Several vendors at this year’s Tucson gem shows, including AGTA and GJX, carried baroque pearls in an assortment of colors, sizes, and qualities. A common request from buyers was for pairs in larger sizes. The increased availability of less-expensive, quickly produced freshwater baroque cultured pearls from China in a wide range of sizes has had a noticeable impact on the market, as more designers are experimenting with them and more consumers are seeking them out. At the same time, sizable high-quality baroque pearls from the Philippines and Australia, particularly golden pearls, are becoming harder to find, as noted by AGTA exhibitor Ron Greenidge (Emiko Pearls International, Bellevue, Washington).
Emiko Pearls, founded in 1980, specializes in large and unusual classic and baroque pearls of gem and near-gem quality, namely South Sea, Tahitian, and “keshi” cultured pearls in golden, silver blue, gray, and pink hues. Greenidge showed us several examples of handmade jewelry that maximized the potential of exceptional baroque cultured pearls, particularly “jumbo” baroques in the 20–22 mm range. In response to market conditions, Emiko has transitioned over the past decade from offering loose pearls to almost exclusively producing finished goods.
Greenidge’s love of jewelry, paired with the increasing scarcity of high-quality larger pearls, has led the company to make one-of-a-kind pieces that showcase the uniqueness of individual pearls. Instead of finding pearls to place into existing jewelry, the firm designs jewelry around the pearl.
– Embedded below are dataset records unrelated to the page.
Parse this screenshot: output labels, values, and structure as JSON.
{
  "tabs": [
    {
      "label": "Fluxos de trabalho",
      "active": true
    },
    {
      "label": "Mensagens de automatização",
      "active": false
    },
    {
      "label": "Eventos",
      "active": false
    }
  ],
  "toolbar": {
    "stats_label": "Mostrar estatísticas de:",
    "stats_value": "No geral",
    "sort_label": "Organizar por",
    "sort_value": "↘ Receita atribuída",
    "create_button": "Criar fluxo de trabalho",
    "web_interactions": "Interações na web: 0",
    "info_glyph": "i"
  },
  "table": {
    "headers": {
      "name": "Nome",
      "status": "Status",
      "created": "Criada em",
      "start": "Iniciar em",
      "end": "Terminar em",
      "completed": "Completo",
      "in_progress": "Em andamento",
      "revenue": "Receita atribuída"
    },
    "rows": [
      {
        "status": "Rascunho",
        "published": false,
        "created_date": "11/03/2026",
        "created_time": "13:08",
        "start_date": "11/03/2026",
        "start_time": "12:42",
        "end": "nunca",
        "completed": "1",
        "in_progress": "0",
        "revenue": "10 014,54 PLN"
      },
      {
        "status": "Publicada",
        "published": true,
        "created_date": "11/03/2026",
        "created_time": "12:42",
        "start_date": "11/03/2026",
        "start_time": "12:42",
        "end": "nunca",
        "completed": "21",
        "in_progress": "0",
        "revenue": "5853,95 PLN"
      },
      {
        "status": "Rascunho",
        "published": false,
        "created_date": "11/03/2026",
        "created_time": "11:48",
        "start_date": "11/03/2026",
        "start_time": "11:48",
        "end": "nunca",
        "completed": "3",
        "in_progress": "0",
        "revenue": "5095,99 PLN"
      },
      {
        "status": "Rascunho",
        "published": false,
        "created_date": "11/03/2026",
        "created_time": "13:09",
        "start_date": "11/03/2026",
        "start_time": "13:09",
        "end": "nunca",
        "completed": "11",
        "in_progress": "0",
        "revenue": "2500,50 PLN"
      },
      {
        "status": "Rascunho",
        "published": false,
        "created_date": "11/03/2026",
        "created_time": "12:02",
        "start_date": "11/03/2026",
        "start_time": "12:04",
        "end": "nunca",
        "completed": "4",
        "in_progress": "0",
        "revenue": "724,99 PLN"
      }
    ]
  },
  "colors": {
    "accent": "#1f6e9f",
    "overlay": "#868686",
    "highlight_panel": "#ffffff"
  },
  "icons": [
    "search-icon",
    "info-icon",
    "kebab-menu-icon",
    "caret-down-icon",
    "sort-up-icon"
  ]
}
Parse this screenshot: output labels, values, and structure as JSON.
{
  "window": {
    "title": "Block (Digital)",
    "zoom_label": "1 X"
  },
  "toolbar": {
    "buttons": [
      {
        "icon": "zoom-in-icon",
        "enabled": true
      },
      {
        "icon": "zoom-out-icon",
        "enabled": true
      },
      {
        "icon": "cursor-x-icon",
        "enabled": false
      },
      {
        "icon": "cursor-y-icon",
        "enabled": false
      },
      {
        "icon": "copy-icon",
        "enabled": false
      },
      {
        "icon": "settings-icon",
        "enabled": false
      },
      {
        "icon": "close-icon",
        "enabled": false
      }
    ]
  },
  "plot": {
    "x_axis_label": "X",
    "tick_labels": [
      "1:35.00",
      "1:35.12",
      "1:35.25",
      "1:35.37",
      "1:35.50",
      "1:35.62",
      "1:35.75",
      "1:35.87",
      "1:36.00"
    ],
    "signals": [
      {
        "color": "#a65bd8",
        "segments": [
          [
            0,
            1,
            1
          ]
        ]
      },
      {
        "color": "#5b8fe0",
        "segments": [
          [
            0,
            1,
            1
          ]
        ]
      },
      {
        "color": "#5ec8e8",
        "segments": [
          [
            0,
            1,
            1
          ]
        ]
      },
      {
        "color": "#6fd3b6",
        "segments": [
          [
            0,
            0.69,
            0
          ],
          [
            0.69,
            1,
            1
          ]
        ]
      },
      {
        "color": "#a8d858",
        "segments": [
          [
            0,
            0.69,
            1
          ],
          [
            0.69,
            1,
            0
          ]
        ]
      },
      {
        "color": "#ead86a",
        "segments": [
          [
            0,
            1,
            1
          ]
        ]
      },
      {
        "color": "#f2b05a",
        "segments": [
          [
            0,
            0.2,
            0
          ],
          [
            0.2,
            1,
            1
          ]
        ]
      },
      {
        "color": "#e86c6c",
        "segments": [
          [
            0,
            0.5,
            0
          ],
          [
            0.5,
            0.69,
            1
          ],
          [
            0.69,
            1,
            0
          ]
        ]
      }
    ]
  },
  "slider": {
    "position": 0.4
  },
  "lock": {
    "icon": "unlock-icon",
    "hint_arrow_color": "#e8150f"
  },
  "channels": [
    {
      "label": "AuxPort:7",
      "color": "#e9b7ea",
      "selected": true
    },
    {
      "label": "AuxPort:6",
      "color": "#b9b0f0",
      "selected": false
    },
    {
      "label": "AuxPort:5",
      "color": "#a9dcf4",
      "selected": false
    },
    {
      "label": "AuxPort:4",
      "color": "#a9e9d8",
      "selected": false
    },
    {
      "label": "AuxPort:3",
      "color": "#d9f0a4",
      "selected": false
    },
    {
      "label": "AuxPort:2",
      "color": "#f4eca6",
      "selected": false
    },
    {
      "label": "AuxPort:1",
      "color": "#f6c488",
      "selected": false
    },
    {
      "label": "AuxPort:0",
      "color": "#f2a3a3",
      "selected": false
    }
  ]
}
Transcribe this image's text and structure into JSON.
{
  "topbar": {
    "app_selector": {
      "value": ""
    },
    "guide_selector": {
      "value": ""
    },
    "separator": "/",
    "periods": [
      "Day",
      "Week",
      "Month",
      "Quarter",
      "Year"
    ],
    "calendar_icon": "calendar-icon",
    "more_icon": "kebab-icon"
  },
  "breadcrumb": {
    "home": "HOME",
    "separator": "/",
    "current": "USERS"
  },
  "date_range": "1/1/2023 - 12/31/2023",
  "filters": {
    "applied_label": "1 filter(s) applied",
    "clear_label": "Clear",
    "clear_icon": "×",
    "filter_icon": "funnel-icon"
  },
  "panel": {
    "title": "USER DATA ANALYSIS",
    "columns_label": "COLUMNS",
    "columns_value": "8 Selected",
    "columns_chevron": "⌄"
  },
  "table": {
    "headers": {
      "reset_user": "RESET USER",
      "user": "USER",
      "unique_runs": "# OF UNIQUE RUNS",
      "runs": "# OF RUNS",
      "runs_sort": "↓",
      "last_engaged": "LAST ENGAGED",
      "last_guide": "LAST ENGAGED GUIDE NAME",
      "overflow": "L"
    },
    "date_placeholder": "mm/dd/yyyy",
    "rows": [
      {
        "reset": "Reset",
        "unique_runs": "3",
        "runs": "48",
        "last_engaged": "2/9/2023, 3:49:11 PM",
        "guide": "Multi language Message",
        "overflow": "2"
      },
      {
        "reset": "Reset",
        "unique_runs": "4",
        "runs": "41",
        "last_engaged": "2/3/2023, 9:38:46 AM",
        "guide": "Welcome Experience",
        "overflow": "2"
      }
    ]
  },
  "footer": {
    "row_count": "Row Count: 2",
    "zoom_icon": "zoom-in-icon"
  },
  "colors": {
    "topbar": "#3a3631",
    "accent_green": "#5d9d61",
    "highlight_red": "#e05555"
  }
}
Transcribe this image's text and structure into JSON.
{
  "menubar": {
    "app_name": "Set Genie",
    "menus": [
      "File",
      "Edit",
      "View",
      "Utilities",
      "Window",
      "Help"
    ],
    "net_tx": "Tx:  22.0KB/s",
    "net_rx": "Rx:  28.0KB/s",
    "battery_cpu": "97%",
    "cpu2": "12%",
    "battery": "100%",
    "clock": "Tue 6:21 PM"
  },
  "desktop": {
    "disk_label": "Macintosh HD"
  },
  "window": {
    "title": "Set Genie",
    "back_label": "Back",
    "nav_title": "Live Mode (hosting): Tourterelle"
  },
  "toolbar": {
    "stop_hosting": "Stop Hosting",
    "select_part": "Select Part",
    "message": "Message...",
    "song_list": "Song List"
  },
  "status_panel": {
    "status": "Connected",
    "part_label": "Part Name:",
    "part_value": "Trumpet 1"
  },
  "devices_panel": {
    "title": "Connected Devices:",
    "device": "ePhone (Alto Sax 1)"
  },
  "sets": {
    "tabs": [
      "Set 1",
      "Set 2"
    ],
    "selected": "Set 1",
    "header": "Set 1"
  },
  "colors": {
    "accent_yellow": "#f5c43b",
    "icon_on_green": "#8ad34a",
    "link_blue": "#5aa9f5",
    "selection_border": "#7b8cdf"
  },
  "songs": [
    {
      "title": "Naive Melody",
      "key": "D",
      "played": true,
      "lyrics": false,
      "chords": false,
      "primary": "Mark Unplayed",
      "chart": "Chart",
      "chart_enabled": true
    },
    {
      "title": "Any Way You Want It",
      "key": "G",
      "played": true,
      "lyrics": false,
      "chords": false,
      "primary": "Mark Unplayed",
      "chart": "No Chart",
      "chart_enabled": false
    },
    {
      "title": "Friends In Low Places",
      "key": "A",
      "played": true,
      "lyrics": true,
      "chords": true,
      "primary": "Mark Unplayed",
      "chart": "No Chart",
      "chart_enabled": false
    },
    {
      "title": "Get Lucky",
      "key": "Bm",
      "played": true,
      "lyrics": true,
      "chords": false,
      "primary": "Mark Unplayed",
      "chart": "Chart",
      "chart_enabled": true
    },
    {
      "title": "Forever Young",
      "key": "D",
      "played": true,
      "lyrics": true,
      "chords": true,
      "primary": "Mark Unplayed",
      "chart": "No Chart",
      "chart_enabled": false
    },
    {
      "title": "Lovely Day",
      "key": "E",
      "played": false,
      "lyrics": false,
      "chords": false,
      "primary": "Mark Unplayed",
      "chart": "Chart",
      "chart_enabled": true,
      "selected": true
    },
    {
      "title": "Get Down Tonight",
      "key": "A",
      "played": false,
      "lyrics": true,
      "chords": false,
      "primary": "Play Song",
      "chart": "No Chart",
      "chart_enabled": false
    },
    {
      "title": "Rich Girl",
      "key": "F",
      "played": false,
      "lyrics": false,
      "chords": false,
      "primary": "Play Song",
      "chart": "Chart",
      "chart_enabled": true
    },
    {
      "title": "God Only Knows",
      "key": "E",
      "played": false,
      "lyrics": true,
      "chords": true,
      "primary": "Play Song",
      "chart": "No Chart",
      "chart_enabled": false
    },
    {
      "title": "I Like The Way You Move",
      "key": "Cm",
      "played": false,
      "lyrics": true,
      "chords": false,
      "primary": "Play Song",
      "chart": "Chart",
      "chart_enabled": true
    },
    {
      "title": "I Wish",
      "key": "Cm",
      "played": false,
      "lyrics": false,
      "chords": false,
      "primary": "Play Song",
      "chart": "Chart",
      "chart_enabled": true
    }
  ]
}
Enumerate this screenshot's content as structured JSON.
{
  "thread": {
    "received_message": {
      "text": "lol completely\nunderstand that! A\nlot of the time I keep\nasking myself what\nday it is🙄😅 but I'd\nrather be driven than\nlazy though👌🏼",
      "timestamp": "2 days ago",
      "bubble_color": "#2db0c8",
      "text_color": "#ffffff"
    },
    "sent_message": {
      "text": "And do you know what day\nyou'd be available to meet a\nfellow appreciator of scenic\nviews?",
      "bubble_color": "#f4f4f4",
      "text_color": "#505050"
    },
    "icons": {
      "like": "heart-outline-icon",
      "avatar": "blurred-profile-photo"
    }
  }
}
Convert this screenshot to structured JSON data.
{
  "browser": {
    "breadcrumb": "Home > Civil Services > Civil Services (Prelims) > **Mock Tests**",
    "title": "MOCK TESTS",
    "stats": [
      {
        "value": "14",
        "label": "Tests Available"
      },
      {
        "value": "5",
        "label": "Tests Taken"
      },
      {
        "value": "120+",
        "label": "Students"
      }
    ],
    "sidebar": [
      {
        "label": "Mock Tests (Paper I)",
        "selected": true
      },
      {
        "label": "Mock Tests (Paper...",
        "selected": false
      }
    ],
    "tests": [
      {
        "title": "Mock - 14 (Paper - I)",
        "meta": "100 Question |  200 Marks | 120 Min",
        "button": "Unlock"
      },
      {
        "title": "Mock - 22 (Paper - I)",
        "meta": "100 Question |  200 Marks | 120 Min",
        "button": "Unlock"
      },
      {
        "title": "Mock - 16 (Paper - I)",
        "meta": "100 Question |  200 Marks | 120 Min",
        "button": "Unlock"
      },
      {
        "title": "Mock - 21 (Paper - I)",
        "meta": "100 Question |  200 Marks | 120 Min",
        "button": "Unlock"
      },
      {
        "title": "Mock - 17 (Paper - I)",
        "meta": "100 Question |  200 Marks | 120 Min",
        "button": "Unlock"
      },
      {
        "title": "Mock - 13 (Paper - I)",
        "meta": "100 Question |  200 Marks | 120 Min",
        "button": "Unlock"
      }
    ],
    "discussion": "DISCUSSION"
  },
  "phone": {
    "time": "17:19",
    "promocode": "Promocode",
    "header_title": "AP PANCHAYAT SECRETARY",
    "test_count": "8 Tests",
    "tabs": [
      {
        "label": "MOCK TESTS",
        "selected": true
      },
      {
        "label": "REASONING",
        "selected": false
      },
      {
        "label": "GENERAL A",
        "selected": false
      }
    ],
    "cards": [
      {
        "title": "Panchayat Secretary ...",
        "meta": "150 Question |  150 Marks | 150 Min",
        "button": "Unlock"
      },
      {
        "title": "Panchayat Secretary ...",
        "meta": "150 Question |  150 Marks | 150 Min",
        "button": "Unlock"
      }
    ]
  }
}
The results are exquisite with whimsical and natural qualities, as seen in their hummingbird and octopus brooches (figures 1 and 2). Each piece is hand-welded from 18K gold, with diamonds and other precious stones added. The pieces, which take several months to create, are sought by clients in Asia and Europe (particularly China, Thailand, and Italy). High-end stores with one or two locations are the primary buyers, as Emiko does not mass-produce any of its designs. The swallow pin in figure 3, complete with forked tails, uses multiple keshi cultured pearls in two tones with matching diamond and gold colors.
As the consumption of pearls, including large baroque cultured material, increases with greater availability of lower-priced goods, expect to see other suppliers of high-quality pearls strive to differentiate themselves as Emiko has done.